In this work, data from 9 patients suffering type 1 diabetes have been considered. Some control variables are physical exercise, food intake, injected insulin, and the body’s absorption processes. It has been necessary to perform a pre-experiment data quality assessment because inaccurate input values can negatively affect the results for the machine learning algorithm. Out of the 9 patients, 6 participants have been finally selected removing those that were suspected to have important information missing or duplicates.

Four ways of insulin absorption modeling have been used. First of all, no absorption model has been studied in order to have a base scenario and to facilitate the comparison with previous studies. Secondly, a linear model described in [9] has been used. Thirdly, assimilation curves directly provided by the insulin manufacturer have been studied. Lastly, a new model with exponential curves was developed for this work.

Additionally, there are two types of insulin used in the dataset: fast acting which lasts between 4 and 6 h and slow acting, which lasts between 12 and 24 h.

The machine learning model used is based on RNN with LSTM cells which has been widely used in previous studies, such as Sun et al. [3] and Martisson et al. [24]. For evaluating the performance of the models, a root mean square error (RMSE) based loss function has been used. The smaller the error found in the test data, the better for the model and the predictions.

Results show that using the exponential model the predictions of the blood glucose levels in the next hour improve for the majority of patients. To verify this, different tests were carried out modifying the absorption models and carrying out 10 different executions in each test.

The achieved results are encouraging, obtaining accuracy levels around 0.510 mmol/L (9.2 mg/dl) in the best scenario.

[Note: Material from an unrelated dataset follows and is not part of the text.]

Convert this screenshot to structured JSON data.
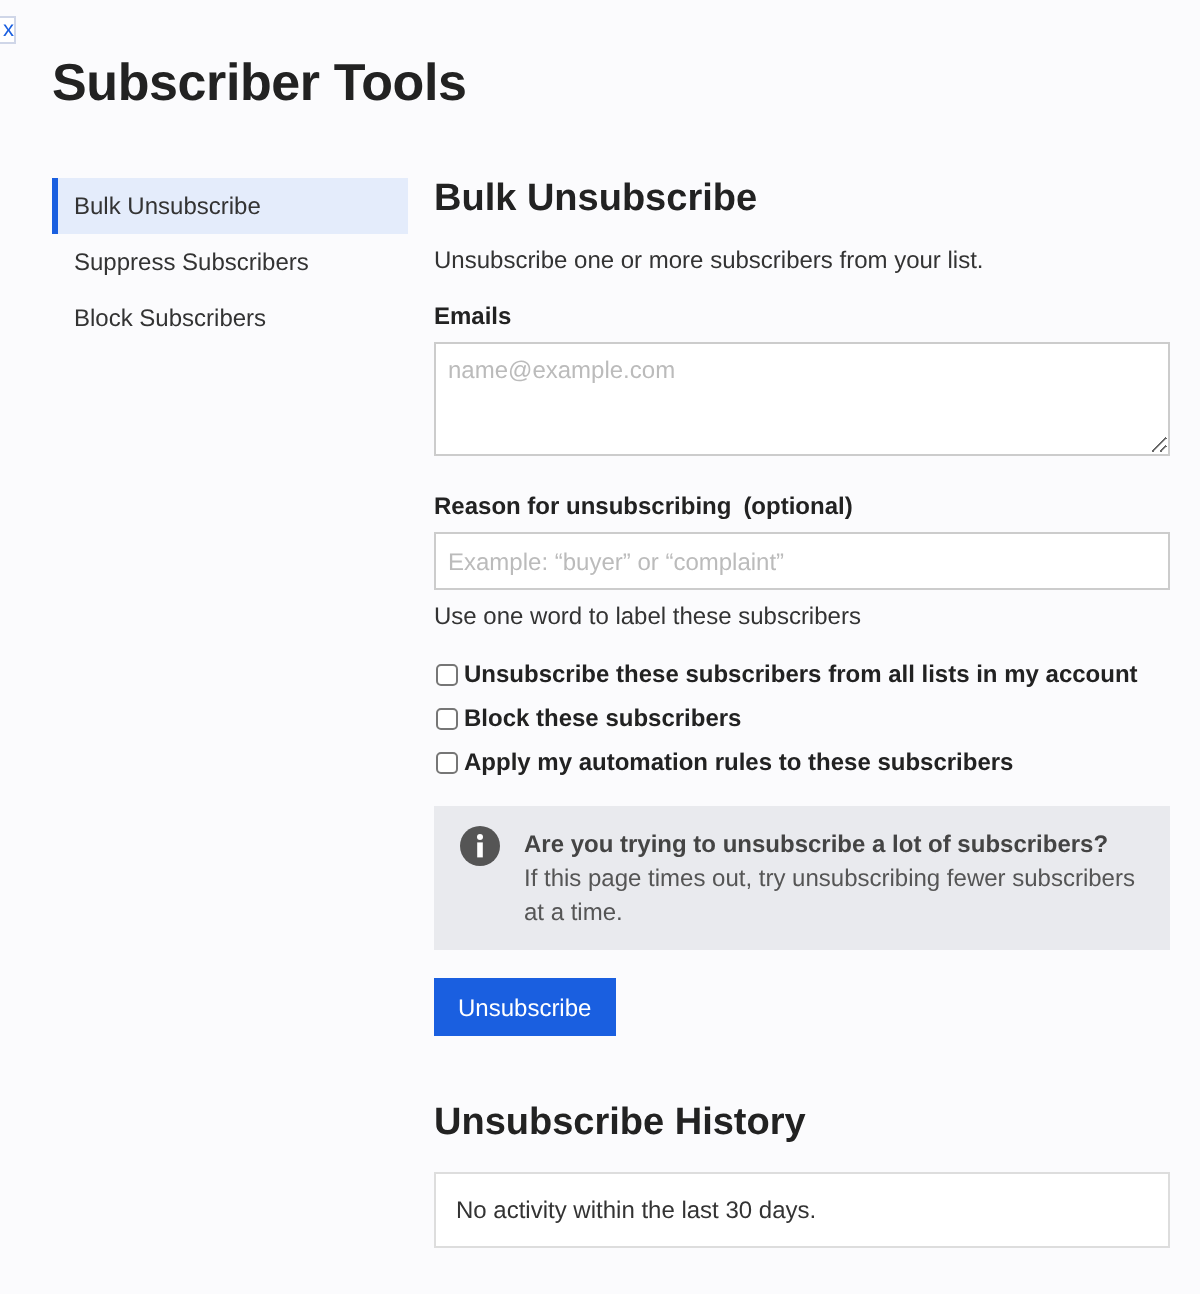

The results are promising, with low errors in the prediction horizon even for a simple machine learning model. The conclusion is that a simple model with good pre-processing of signals for real patient data can improve the performance of the prediction.

Some applications of this work in diabetes are improvements in blood glucose control, recommendations, nutritional advice, individualized treatment, as well as blood glucose level regulation when monitoring night-time insulin values with an insulin pump.

Future improvements include designing an automatic control system. For example, an artificial pancreas that controls the amount of insulin that is injected, to be able to do it automatically at times when the patient cannot. When controlling the amount, the glucose prediction values for the near future are used, since there is a relationship between glucose levels and the amount of insulin needed.

Regarding future work, we expect to improve the model, optimizing the hyperparameters and modifying the number of layers or memory cells.